A New Hidden Wine Gem
To continue on our July 4th theme, I picked a winery outside of Philadelphia that makes world class wines, Penns Woods Winery. Over the years I have enjoyed a number of wines from Penns Woods Winery. While I LOVE a lot from Penns Woods Winery, these hot summer months put me in the mood for their Rosé or their sweet Moscato (with a beautiful label, shown above). If you’re still in the mood for a red, check out the link below to take you to their entire wine store.
Looking for a summer dish? I’m guilty of making a vinaigrette style pasta salad for years!

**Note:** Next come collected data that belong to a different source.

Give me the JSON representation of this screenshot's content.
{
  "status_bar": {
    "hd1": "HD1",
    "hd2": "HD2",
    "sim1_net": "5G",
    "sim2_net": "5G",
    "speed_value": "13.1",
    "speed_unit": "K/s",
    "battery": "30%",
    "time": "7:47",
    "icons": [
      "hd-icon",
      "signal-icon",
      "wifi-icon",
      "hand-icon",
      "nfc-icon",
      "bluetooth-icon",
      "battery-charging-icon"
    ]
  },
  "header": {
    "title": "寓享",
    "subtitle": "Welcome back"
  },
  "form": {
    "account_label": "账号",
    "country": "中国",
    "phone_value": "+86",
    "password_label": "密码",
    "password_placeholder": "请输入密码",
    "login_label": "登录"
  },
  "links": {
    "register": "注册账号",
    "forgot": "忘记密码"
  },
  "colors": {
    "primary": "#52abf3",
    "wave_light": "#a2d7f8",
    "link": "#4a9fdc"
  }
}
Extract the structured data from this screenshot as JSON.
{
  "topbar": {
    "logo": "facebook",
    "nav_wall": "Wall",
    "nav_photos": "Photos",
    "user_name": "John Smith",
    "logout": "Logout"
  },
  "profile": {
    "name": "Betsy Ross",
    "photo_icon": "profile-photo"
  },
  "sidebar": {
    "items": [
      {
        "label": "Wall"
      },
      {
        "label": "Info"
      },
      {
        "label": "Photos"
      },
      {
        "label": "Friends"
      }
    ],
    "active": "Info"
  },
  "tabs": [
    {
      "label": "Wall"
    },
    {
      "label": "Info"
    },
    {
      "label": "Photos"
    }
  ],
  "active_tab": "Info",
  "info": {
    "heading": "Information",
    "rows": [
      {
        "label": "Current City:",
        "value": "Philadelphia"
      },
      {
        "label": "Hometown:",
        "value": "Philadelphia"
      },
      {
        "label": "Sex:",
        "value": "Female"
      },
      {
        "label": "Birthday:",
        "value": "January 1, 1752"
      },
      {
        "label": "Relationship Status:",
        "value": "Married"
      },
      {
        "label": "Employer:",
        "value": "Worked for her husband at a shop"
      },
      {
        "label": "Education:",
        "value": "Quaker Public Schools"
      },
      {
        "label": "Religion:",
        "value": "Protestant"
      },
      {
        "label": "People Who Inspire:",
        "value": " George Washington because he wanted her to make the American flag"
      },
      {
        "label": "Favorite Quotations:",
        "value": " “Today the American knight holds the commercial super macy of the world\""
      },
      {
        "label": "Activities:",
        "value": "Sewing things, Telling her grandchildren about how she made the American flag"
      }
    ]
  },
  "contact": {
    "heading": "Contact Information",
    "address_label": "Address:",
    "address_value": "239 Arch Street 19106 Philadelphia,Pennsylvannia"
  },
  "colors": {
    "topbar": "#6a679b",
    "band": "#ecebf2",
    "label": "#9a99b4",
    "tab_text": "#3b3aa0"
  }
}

I love to make a big bowl of this and add to our lunches for a few days until it’s all gone.
Pick your favorite pasta: We usually choose a short pasta noodle like rotini or campanelle.
Select Veggies: Broccoli, Cherry Tomatoes, Peppers (pick your favorite), Carrots, Cucumbers, Red Onion, Freshly Cooked Corn, Celery, Cauliflower.
Meat: Turkey Pepperoni (that’s our favorite!), Pepperoni, or Salami are some common selections.
Cheese: Provolone, Cheddar, or Havarti.
Other Optional Ingredients: Olives (Black, Green, or Greek), Sun Dried Tomatoes, Artichoke Hearts, Pickles, Beans, Sweety Drops Peppers (Petits Poivrons), Hot Peppers, Marinated Mushrooms.
Then, layer in your favorite dressing. We typically choose an Italian vinaigrette when I am time-crunched. Or make your own vinaigrette using a 3 parts oil to 1 part vinegar combination. Add your favorite spices, shake, and pour over the pasta salad.
After all of your heated items have cooled, mix pasta and additional ingredients together.
Keep the pasta salad refrigerated and consume within a week.